We spent the biggest part of the day in the shade of the large Reservoir building opposite the depot, and but a few feet from the Colorado River.
That night a Mexican living in one of the adobe houses near the railroad yards supplied each of us with a large bottle of water for the long two hundred and eighty mile journey across the desert, but in dodging the brakemen while attempting to board a Los Angeles freight train, we became separated and it was the last I ever saw of my friend Allen.
I managed to hide in a car loaded with scrap iron.
Only once did I leave this car. We reached the first division point, Indio, Cal., about 3 o'clock in the morning.
My bottle of water had long since run dry, and I was once more beginning to suffer the acute pangs of desert thirst. With as little noise as possible, I slipped from the car and into the pump house (which is about the only building of any kind that Indio contains). In fact, between Yuma and Indio, for a distance of one hundred and fifty miles, there isn't a single town—nothing but desert and cactus trees.

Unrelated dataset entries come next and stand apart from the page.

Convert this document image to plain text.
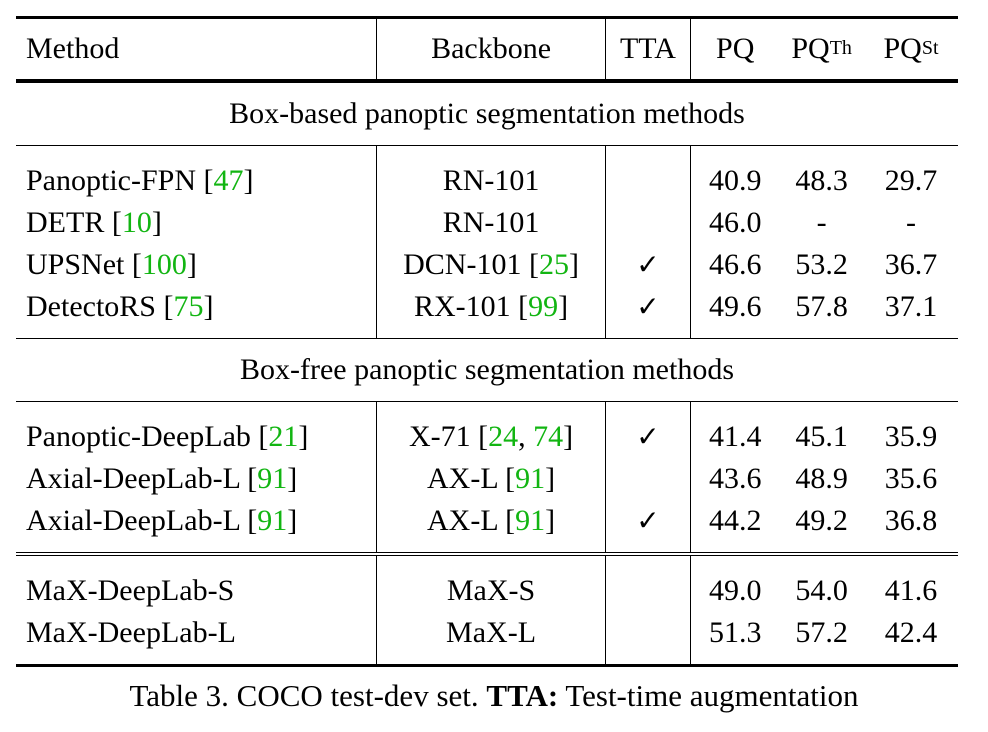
Method	Backbone	TTA	PQ	$PQ^{Th}$	$PQ^{St}$
Box-based panoptic segmentation methods					
Panoptic-FPN [47]	RN-101		40.9	48.3	29.7
DETR [10]	RN-101		46.0	-	-
UPSNet [100]	DCN-101 [25]	✓	46.6	53.2	36.7
DetectoRS [75]	RX-101 [99]	✓	49.6	57.8	37.1
Box-free panoptic segmentation methods					
Panoptic-DeepLab [21]	X-71 [24, 74]	✓	41.4	45.1	35.9
Axial-DeepLab-L [91]	AX-L [91]		43.6	48.9	35.6
Axial-DeepLab-L [91]	AX-L [91]	✓	44.2	49.2	36.8
MaX-DeepLab-S	MaX-S		49.0	54.0	41.6
MaX-DeepLab-L	MaX-L		51.3	57.2	42.4
Table 3. COCO test-dev set. TTA: Test-time augmentation
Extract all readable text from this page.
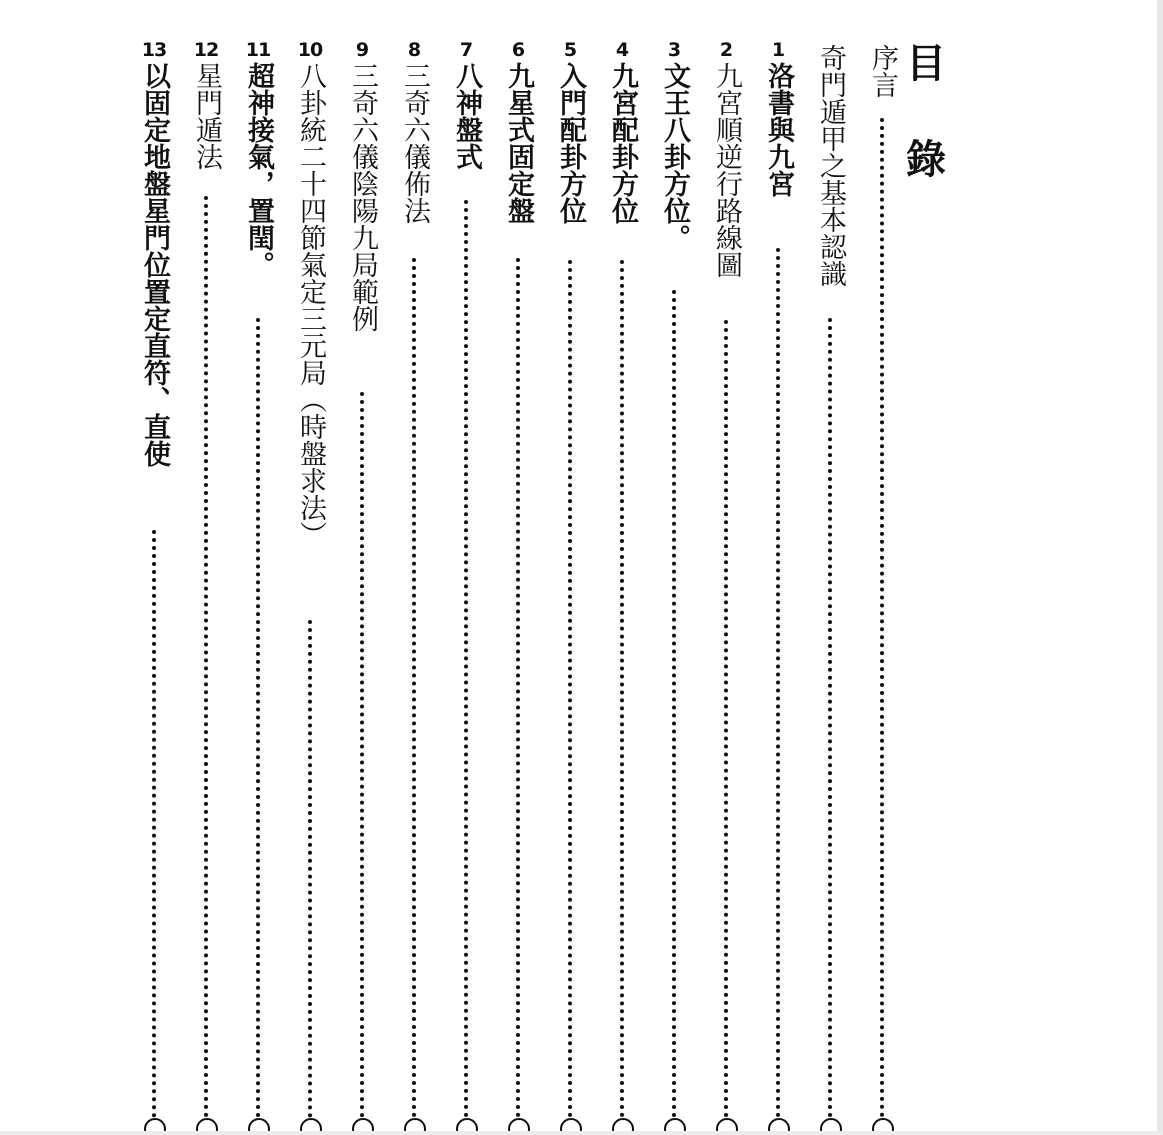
目
錄
序言
奇門遁甲之基本認識
1
洛書與九宮
2
九宮順逆行路線圖
3
文王八卦方位。
4
九宮配卦方位
5
入門配卦方位
6
九星式固定盤
7
八神盤式
8
三奇六儀佈法
9
三奇六儀陰陽九局範例
10
八卦統二十四節氣定三元局（時盤求法）
11
超神接氣，置閏。
12
星門遁法
13
以固定地盤星門位置定直符、直使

The man in the pump house filled my bottle from a hydrant, and taking a big drink from a large tin cup, which I also filled from the hydrant, I hurried through the darkness to the scrap iron car nearly a half mile down the track.
I was about crawling in, when a low groan from under the car attracted my attention.
Peering under the car, I was amazed to see a man on the rods.
"For God's sake give me a drop of water," he begged piteously.